Op grond van artikel 4 van die richtlijn worden voor de beoordeling van het oneerlijke karakter van een beding in aanmerking genomen alle omstandigheden rond de sluiting van de overeenkomst, alsmede alle andere bedingen van de overeenkomst of van een andere overeenkomst waarvan deze afhankelijk is, op het moment van het sluiten van de overeenkomst en moet daarbij rekening worden gehouden met de aard van de goederen of diensten waarop de overeenkomst betrekking heeft.
4.4
Bij Richtlijn 93/13 EG behoort een Bijlage, de zogenaamde ‘blauwe lijst’, van bedingen die zonder meer als oneerlijk kunnen worden aangemerkt. In artikel 1 onder e) van de Bijlage staat genoemd een beding dat tot doel of gevolg heeft om de consument die zijn verbintenissen niet nakomt, een onevenredig hoge schadevergoeding op te leggen. Artikel 21.6 en aanverwante bepalingen van de AV 2008 zien echter op vervroegde aflossing waarbij de hele lening voortijdig wordt terugbetaald op initiatief van de consument. Daarbij is dan ook geen sprake van wanprestatie, zodat artikel 1 onder e) van de Bijlage hier niet van toepassing is.

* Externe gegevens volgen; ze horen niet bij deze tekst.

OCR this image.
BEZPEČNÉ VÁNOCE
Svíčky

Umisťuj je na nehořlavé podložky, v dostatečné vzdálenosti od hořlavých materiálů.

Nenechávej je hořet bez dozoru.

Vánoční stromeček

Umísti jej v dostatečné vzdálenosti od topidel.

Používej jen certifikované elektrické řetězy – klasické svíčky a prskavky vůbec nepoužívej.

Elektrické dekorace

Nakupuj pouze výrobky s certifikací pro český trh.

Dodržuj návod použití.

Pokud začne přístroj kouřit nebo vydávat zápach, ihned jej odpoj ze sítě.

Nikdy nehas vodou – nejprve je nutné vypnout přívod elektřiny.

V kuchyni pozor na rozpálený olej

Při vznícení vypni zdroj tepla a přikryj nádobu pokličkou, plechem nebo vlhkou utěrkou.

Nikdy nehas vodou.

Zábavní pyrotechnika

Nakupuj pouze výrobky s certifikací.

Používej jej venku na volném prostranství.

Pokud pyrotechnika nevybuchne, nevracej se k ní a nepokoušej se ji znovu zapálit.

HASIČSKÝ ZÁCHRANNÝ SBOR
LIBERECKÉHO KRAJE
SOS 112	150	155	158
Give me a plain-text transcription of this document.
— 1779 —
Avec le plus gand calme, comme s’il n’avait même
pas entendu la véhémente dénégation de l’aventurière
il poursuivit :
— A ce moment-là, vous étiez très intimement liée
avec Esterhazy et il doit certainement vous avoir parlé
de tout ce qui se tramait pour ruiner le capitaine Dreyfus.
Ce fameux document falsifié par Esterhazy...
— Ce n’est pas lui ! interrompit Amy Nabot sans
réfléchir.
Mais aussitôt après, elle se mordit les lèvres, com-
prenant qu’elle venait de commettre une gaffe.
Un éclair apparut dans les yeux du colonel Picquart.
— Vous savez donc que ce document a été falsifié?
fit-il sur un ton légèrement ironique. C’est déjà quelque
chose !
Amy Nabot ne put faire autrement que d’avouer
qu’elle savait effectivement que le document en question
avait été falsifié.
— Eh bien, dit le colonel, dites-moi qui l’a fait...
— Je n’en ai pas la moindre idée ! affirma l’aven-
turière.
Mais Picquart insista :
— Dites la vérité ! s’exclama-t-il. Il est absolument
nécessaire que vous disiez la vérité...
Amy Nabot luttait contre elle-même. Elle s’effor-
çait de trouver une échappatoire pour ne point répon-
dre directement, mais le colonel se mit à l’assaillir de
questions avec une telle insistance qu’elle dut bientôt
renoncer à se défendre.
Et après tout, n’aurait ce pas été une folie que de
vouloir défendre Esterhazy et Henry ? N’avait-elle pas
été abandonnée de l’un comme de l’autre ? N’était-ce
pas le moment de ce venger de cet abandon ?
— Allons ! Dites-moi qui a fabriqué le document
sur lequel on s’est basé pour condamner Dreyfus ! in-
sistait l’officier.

De verwijzing door [eiser 1] c.s. naar de uitspraak van de rechtbank Amsterdam van 23 november 2017 (ECLI:NL:RBAMS:2017:9106) gaat dan ook niet op, omdat daarin sprake is van een beding als bedoeld onder e) in de Bijlage bij Richtlijn 93/13 EG.
4.5
Voor de beantwoording van de vraag of artikel 21.6 en de daarmee samenhangende bepalingen van de AV 2008 oneerlijk zijn in de zin van Richtlijn 93/13, dient te worden nagegaan of die bedingen een aanzienlijke verstoring van het evenwicht tussen de uit de overeenkomst van partijen voortvloeiende rechten en verplichtingen veroorzaken ten nadele van de consument. Daartoe moet worden onderzocht of het beding wijziging brengt in hetgeen anderszins volgens de toepasselijke nationale regels (van aanvullend recht) tussen partijen zou gelden en het aldus de consument in een juridisch minder gunstige positie plaatst. Daarbij heeft het Hof van Justitie EU in het arrest van 14 maart 2013 (ECLI:EU:C:2013:164, NJ 2013/374 (Aziz)) overwogen dat met name rekening moet worden gehouden met de toepasselijke regels van het nationale recht wanneer partijen op dit punt geen regeling hebben getroffen. Aan de hand van een dergelijk vergelijkend onderzoek kan de nationale rechter bepalen of, en in voorkomend geval, in welke mate de overeenkomst de consument in een minder gunstige rechtspositie brengt dan die welke het geldende nationale recht bepaalt.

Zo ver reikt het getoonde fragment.